City has a great opportunity to expand the gap, too. Chelsea and Liverpool meet on Sunday, so one or both of the teams are sure to drop points. By then, City will have played Arsenal.
While Chelsea has a defensive crisis with Ben Chilwell (knee) out for the season and Thiago Silva, Andreas Christensen and Reece James also out injured, Liverpool will lose its two star forwards — Mohamed Salah (Egypt) and Sadio Mane (Senegal) — to the African Cup of Nations following the Chelsea game.
City will also be deprived of Mahrez, who will play in the tournament for Algeria, but can still boast such an array of attacking options that the club was happy to sanction the sale of Spain forward Ferran Torres to Barcelona this week for an initial 55 million euros ($66 million).
Amid a widespread rush to label City as the hot favorite for another league title, Guardiola wasn’t getting ahead of himself.
“We are on a good run, but it’s the end of December,” he said after the Brentford game. “There are many games to go. We are eight points in front but there are 54 still to play for and many tough games still to play.

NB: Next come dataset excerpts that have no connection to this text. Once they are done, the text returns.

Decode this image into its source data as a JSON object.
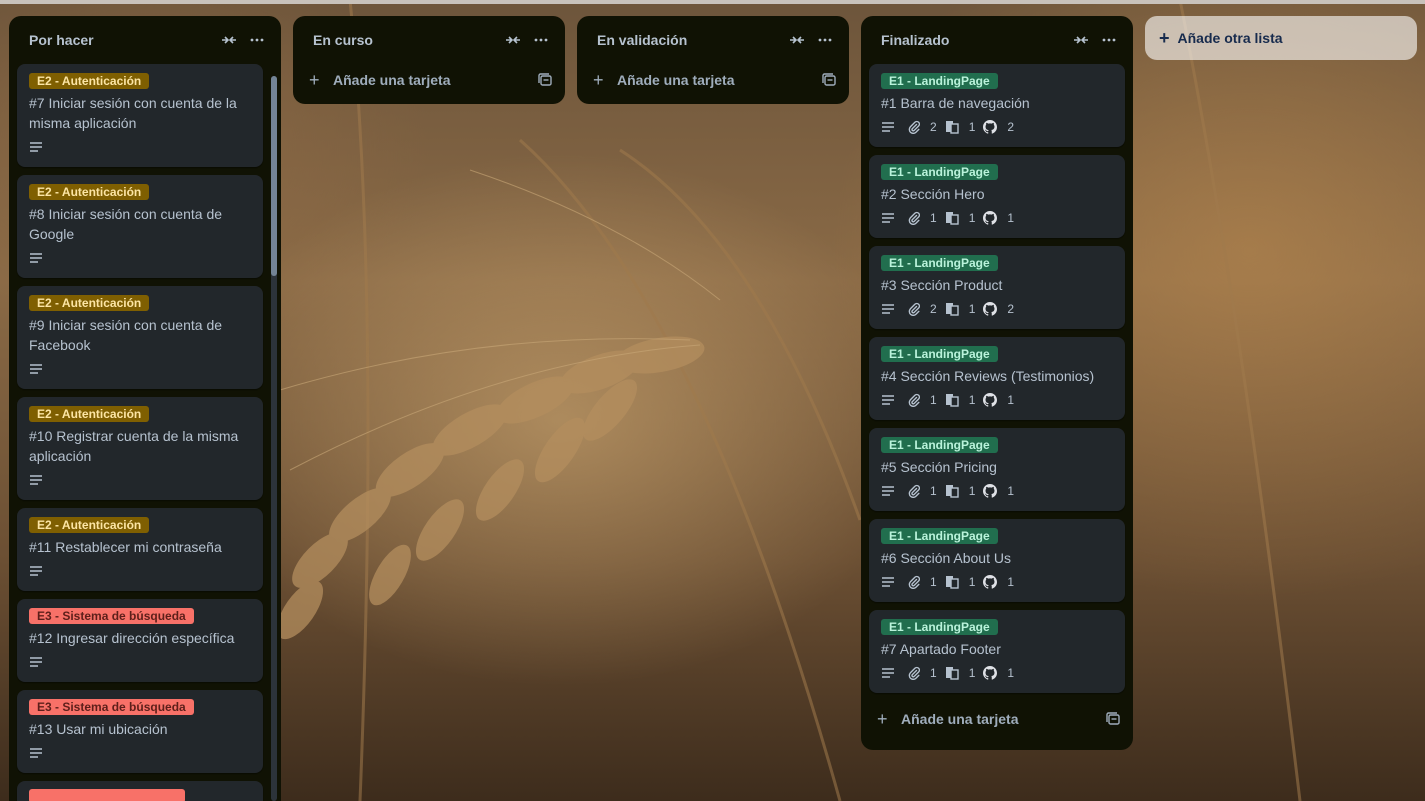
{
  "board": {
    "lists": [
      {
        "title": "Por hacer",
        "cards": [
          {
            "label": "E2 - Autenticación",
            "title": "#7 Iniciar sesión con cuenta de la misma aplicación"
          },
          {
            "label": "E2 - Autenticación",
            "title": "#8 Iniciar sesión con cuenta de Google"
          },
          {
            "label": "E2 - Autenticación",
            "title": "#9 Iniciar sesión con cuenta de Facebook"
          },
          {
            "label": "E2 - Autenticación",
            "title": "#10 Registrar cuenta de la misma aplicación"
          },
          {
            "label": "E2 - Autenticación",
            "title": "#11 Restablecer mi contraseña"
          },
          {
            "label": "E3 - Sistema de búsqueda",
            "title": "#12 Ingresar dirección específica"
          },
          {
            "label": "E3 - Sistema de búsqueda",
            "title": "#13 Usar mi ubicación"
          }
        ]
      },
      {
        "title": "En curso",
        "add_card": "Añade una tarjeta"
      },
      {
        "title": "En validación",
        "add_card": "Añade una tarjeta"
      },
      {
        "title": "Finalizado",
        "add_card": "Añade una tarjeta",
        "cards": [
          {
            "label": "E1 - LandingPage",
            "title": "#1 Barra de navegación",
            "attachments": "2",
            "checklist": "1",
            "github": "2"
          },
          {
            "label": "E1 - LandingPage",
            "title": "#2 Sección Hero",
            "attachments": "1",
            "checklist": "1",
            "github": "1"
          },
          {
            "label": "E1 - LandingPage",
            "title": "#3 Sección Product",
            "attachments": "2",
            "checklist": "1",
            "github": "2"
          },
          {
            "label": "E1 - LandingPage",
            "title": "#4 Sección Reviews (Testimonios)",
            "attachments": "1",
            "checklist": "1",
            "github": "1"
          },
          {
            "label": "E1 - LandingPage",
            "title": "#5 Sección Pricing",
            "attachments": "1",
            "checklist": "1",
            "github": "1"
          },
          {
            "label": "E1 - LandingPage",
            "title": "#6 Sección About Us",
            "attachments": "1",
            "checklist": "1",
            "github": "1"
          },
          {
            "label": "E1 - LandingPage",
            "title": "#7 Apartado Footer",
            "attachments": "1",
            "checklist": "1",
            "github": "1"
          }
        ]
      }
    ],
    "add_list": "Añade otra lista"
  },
  "colors": {
    "list_bg": "#101204",
    "card_bg": "#22272b",
    "label_e2": "#7f5f01",
    "label_e3": "#f87168",
    "label_e1": "#216e4e"
  },
  "icons": {
    "collapse": "collapse-arrows-icon",
    "more": "ellipsis-icon",
    "description": "description-lines-icon",
    "attachment": "paperclip-icon",
    "checklist": "document-icon",
    "github": "github-icon",
    "template": "card-template-icon"
  }
}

“I’m not going to believe anyone who says it’s already done. The teams we have with (us) — Chelsea and Liverpool — are more than exceptional.”
City has managed to avoid being affected by too many COVID-19 cases among its playing staff, at least publicly anyway.
The team even has the fixture schedule on its side, having already played away to Chelsea, Liverpool, Manchester United, Tottenham and Leicester in the league this season.